Shooting Holes in the Moon

I'm a cipher wrapped in an enigma covered with secret sauce. - Stephen Root

Thursday, September 29, 2005

Tim O'Brien banned in Solon

The Des Moines Register reported today that the Solon (Iowa) school board has decided to remove one of my favorite books from the curriculum of their eighth grade students - Tim O'Brien's The Things They Carried. According to the article, the administrators felt that the material - short stories about the US occupation of Vietnam - wasn't appropriate for the students. It's a shame, because it's an incredible book that piqued my curiosity about a war - and an era - that I was never remotely curious about before. And I'm wracking my brain trying to think of what would be so objectionable about the book's content that any average eighth grade student hasn't seen in any typical Hollywood blockbuster. Oh, on second thought, I think I know: beauty and truth. Of course!

Perhaps this is what un-nerved the school board in Solon:

"A true war story is never moral. It does not instruct, nor encourage virtue, nor suggest models of proper human behavior, nor restrain men from doing the things men have always done. If a story seems moral, do not believe it. If at the end of a war story you feel uplifted, or if you feel that some small bit of rectitude has been salvaged from the larger waste, then you have been made the victim of a very old and terrible lie. There is no rectitude whatsoever. There is no virtue. As a a first rule of thumb, therefore, you can tell a true war story by its absolute and uncompromising allegiance to oscenity and evil." (from "How To Tell A True War Story")

O'Brien was a soldier in Vietnam during 1969 and 1970, so he knows whereof he writes. But it's not simple reporting; O'Brien is a master storyteller.
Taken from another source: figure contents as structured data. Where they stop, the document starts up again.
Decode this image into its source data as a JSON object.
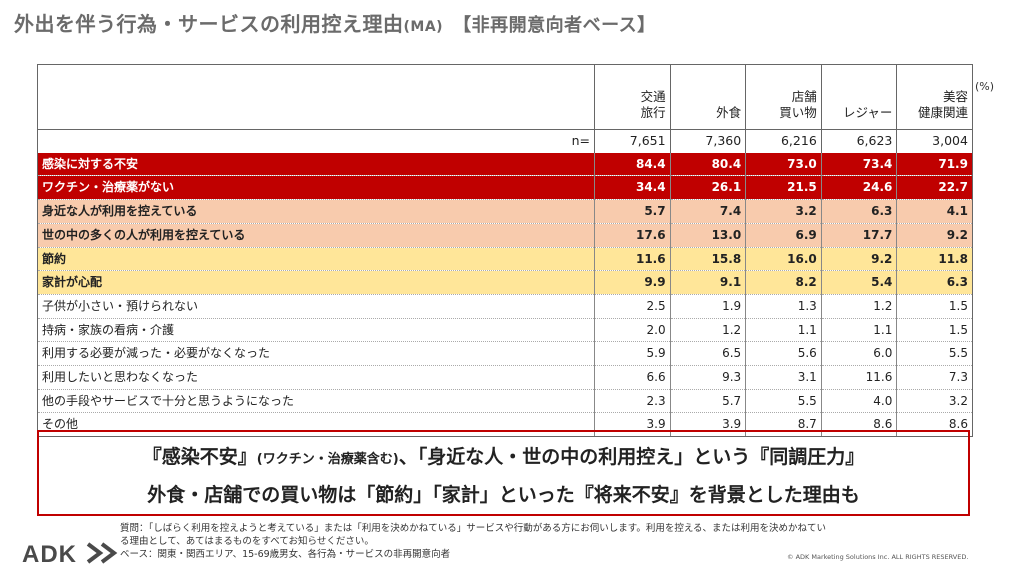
{
  "title": {
    "main": "外出を伴う行為・サービスの利用控え理由",
    "ma": "(MA)",
    "base": "【非再開意向者ベース】"
  },
  "percent_unit": "(%)",
  "table": {
    "columns": [
      {
        "line1": "交通",
        "line2": "旅行"
      },
      {
        "line1": "",
        "line2": "外食"
      },
      {
        "line1": "店舗",
        "line2": "買い物"
      },
      {
        "line1": "",
        "line2": "レジャー"
      },
      {
        "line1": "美容",
        "line2": "健康関連"
      }
    ],
    "n_label": "n=",
    "n_values": [
      "7,651",
      "7,360",
      "6,216",
      "6,623",
      "3,004"
    ],
    "rows": [
      {
        "label": "感染に対する不安",
        "values": [
          "84.4",
          "80.4",
          "73.0",
          "73.4",
          "71.9"
        ],
        "style": "red"
      },
      {
        "label": "ワクチン・治療薬がない",
        "values": [
          "34.4",
          "26.1",
          "21.5",
          "24.6",
          "22.7"
        ],
        "style": "red"
      },
      {
        "label": "身近な人が利用を控えている",
        "values": [
          "5.7",
          "7.4",
          "3.2",
          "6.3",
          "4.1"
        ],
        "style": "peach"
      },
      {
        "label": "世の中の多くの人が利用を控えている",
        "values": [
          "17.6",
          "13.0",
          "6.9",
          "17.7",
          "9.2"
        ],
        "style": "peach"
      },
      {
        "label": "節約",
        "values": [
          "11.6",
          "15.8",
          "16.0",
          "9.2",
          "11.8"
        ],
        "style": "yellow"
      },
      {
        "label": "家計が心配",
        "values": [
          "9.9",
          "9.1",
          "8.2",
          "5.4",
          "6.3"
        ],
        "style": "yellow"
      },
      {
        "label": "子供が小さい・預けられない",
        "values": [
          "2.5",
          "1.9",
          "1.3",
          "1.2",
          "1.5"
        ],
        "style": "plain"
      },
      {
        "label": "持病・家族の看病・介護",
        "values": [
          "2.0",
          "1.2",
          "1.1",
          "1.1",
          "1.5"
        ],
        "style": "plain"
      },
      {
        "label": "利用する必要が減った・必要がなくなった",
        "values": [
          "5.9",
          "6.5",
          "5.6",
          "6.0",
          "5.5"
        ],
        "style": "plain"
      },
      {
        "label": "利用したいと思わなくなった",
        "values": [
          "6.6",
          "9.3",
          "3.1",
          "11.6",
          "7.3"
        ],
        "style": "plain"
      },
      {
        "label": "他の手段やサービスで十分と思うようになった",
        "values": [
          "2.3",
          "5.7",
          "5.5",
          "4.0",
          "3.2"
        ],
        "style": "plain"
      },
      {
        "label": "その他",
        "values": [
          "3.9",
          "3.9",
          "8.7",
          "8.6",
          "8.6"
        ],
        "style": "plain"
      }
    ]
  },
  "summary": {
    "line1_a": "『感染不安』",
    "line1_small": "(ワクチン・治療薬含む)",
    "line1_b": "、「身近な人・世の中の利用控え」という『同調圧力』",
    "line2": "外食・店舗での買い物は「節約」「家計」といった『将来不安』を背景とした理由も"
  },
  "footnote": {
    "line1": "質問：「しばらく利用を控えようと考えている」または「利用を決めかねている」サービスや行動がある方にお伺いします。利用を控える、または利用を決めかねてい",
    "line2": "る理由として、あてはまるものをすべてお知らせください。",
    "line3": "ベース：関東・関西エリア、15-69歳男女、各行為・サービスの非再開意向者"
  },
  "logo_text": "ADK",
  "copyright": "© ADK Marketing Solutions Inc. ALL RIGHTS RESERVED."
}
His stories, written in the first-person, blend truth and fiction, biography and fantasy, in a way not unlike Milan Kundera. Sometimes the story-truth, O'Brien writes, is more real than the happening-truth. You want to believe that everything he's written is true, but like a magician, he never reveals his hand.

The Things They Carried is a testament to what art can attain: transcendence. "But this too is true: stories can save us," O'Brien writes in "The Lives of the Dead." And when I finished that story, I believed. That is the highest compliment I can pay this, or any, writer. What a shame that the eighth grade students at Solon won't discover that as well.

1 Comments:

  • At 2:25 PM, Blogger Cobalt Blue said…

    That's a great book. It's a travesty that it should be banned.